Fungsi budgetair adalah saat di mana pajak digunakan sebagai alat untuk memasukkan dana secara optimal ke kas negara berdasarkan undang-undang yang berlaku. Berdasarkan fungsi ini, pemerintah memungut dana penduduknya untuk membiayai berbagai kepentingan negara.
Guna menegakkan fungsi budgetair, pemerintah melakukan penyempurnaan regulasi perpajakan dari berbagai jenis pajak, melakukan intensifikasi dan ekstensifikasi dalam pemungutan pajak, hingga pengenaan sanksi perpajakan.
Dijelaskan pula dalam buku Roots of wisdom: inti kebijakan karya Zicheng Hong dan Zhizhong Cai, peran pajak bagi pemerintah dapat dirincikan sebagai berikut:
Sebagai sumber pendapatan negara terbesar (fungsi budgetair), digunakan untuk membiayai seluruh kegiatan penyelenggaraan negara.
Sebagai alat pengatur kegiatan ekonomi (fungsi regular), dengan pajak pemerintah dapat mengatur kegiatan konsumsi dan produksi melalui PPnBM dan PPN.
Sebagai alat pemerataan pendapatan masyarakat, masyarakat yang berpenghasilan tinggi dikenakan pajak penghasilan yang tinggi pula dan sebaliknya.
Sebagai alat keseimbangan keuangan (fungsi moneter).
Sebagai alat pengalokasian sumber-sumber dana bagi kepentingan umum (fungsi alokasi).
Sebagai alat kebijakan pemerintah dalam memperluas kesempatan kerja, stabilisasi harga barang, dan menjamin peningkatan pertumbuhan ekonomi yang mantap (fungsi stabilitas).
Jenis-jenis Pajak di Indonesia
Kewajiban membayar pajak diatur dalam Pasal 23A UUD 1945. Dalam UU tersebut, pajak didefinisikan sebagai kontribusi rakyat kepada negara yang bersifat memaksa berdasarkan undang-undang dengan tidak mendapatkan imbalan secara langsung dan digunakan untuk keperluan negara.
Pemerintah Indonesia mewajibkan penduduknya untuk membayar pajak. Pajak yang berlaku di Indonesia sangat beragam. Adapun jenis-jenis pajak yang berlaku di Indonesia, menurut buku Seluk Beluk Perpajakan Indonesia oleh Dra. Mujiyati, Drs. M. Abdul Aris:
Pajak Penghasilan (PPh)
Pajak Pertambahan Nilai (PPN)
Pajak Penjualan Barang Mewah (PPnBM)
Bea Meterai (BM)
Pajak Bumi dan Bangunan (PBB)
Pajak Daerah
(NDA)
Frequently Asked Question Section
Apa itu pajak?

Apa itu pajak?
Pajak adalah iuran yang dibebankan negara kepada rakyat berdasarkan undang-undang, di mana manfaatnya tidak bisa dirasakan secara langsung.
Apa yang dimaksud dengan fungsi budgetair?

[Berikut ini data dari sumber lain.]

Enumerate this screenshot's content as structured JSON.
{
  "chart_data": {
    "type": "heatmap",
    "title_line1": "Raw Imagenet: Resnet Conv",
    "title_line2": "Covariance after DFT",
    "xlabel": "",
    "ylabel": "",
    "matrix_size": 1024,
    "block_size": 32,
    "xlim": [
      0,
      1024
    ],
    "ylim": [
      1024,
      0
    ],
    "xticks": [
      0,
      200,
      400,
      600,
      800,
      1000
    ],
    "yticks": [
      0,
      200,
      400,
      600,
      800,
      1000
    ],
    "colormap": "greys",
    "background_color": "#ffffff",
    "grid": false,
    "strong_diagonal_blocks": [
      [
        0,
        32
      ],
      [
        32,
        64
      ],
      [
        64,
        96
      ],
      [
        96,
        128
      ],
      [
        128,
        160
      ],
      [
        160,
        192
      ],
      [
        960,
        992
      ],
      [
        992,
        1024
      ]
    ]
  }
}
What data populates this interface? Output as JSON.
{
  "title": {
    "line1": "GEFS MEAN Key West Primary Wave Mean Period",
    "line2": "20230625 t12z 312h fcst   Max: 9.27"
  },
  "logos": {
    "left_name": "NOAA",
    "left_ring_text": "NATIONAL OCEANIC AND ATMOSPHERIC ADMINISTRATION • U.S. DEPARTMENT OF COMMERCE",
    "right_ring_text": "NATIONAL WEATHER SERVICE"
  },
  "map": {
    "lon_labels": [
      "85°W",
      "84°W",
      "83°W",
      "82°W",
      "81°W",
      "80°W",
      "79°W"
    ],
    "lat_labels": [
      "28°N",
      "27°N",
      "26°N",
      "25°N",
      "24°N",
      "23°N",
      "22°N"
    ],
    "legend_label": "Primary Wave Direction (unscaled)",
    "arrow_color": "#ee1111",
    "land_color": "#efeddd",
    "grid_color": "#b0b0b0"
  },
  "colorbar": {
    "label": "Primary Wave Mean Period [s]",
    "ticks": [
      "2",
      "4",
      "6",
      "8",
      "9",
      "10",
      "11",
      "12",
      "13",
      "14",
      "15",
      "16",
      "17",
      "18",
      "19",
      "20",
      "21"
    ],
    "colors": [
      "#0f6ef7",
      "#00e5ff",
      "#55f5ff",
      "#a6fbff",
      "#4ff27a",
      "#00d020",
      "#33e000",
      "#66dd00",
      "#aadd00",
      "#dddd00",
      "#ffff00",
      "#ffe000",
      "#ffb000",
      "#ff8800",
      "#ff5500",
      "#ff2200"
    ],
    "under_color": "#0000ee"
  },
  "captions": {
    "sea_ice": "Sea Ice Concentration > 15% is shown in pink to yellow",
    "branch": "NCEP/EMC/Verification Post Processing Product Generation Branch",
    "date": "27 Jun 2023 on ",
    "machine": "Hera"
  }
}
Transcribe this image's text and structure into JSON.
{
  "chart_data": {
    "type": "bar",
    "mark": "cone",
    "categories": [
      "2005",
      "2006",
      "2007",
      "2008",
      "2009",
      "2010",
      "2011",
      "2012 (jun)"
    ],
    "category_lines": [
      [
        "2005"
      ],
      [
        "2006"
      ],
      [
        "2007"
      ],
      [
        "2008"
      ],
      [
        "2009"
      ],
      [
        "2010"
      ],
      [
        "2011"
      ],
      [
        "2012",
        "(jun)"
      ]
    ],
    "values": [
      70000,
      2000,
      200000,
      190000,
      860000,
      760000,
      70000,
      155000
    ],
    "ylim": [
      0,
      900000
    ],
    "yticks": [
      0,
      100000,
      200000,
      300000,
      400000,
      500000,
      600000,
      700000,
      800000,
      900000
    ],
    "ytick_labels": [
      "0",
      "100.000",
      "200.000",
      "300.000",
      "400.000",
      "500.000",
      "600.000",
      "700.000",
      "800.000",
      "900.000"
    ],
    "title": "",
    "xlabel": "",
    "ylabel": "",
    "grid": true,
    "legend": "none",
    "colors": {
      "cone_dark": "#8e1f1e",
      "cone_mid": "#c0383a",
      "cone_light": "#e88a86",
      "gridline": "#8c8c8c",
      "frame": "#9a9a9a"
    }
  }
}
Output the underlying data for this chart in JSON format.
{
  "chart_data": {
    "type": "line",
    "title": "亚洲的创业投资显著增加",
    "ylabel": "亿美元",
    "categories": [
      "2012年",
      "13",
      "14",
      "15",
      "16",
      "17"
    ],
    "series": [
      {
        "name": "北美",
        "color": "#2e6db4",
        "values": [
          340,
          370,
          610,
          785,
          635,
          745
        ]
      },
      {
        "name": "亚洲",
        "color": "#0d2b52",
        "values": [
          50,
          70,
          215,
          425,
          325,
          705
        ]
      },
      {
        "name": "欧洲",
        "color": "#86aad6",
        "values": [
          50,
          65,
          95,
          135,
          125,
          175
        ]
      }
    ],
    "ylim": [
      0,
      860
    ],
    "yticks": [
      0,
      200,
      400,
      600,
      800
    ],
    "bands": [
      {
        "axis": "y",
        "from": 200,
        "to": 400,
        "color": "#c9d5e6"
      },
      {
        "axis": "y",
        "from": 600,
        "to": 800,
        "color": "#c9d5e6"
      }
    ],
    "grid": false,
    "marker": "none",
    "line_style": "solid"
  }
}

Apa yang dimaksud dengan fungsi budgetair?
Fungsi budgetair adalah saat di mana pajak digunakan sebagai alat untuk memasukkan dana secara optimal ke kas negara berdasarkan undang-undang yang berlaku.
Apa yang dilakukan pemerintah untuk menegakan fungsi budgetair?

Apa yang dilakukan pemerintah untuk menegakan fungsi budgetair?
Guna menegakkan fungsi budgetair, pemerintah melakukan penyempurnaan regulasi perpajakan dari berbagai jenis pajak, melakukan intensifikasi dan ekstensifikasi dalam pemungutan pajak, hingga pengenaan sanksi perpajakan.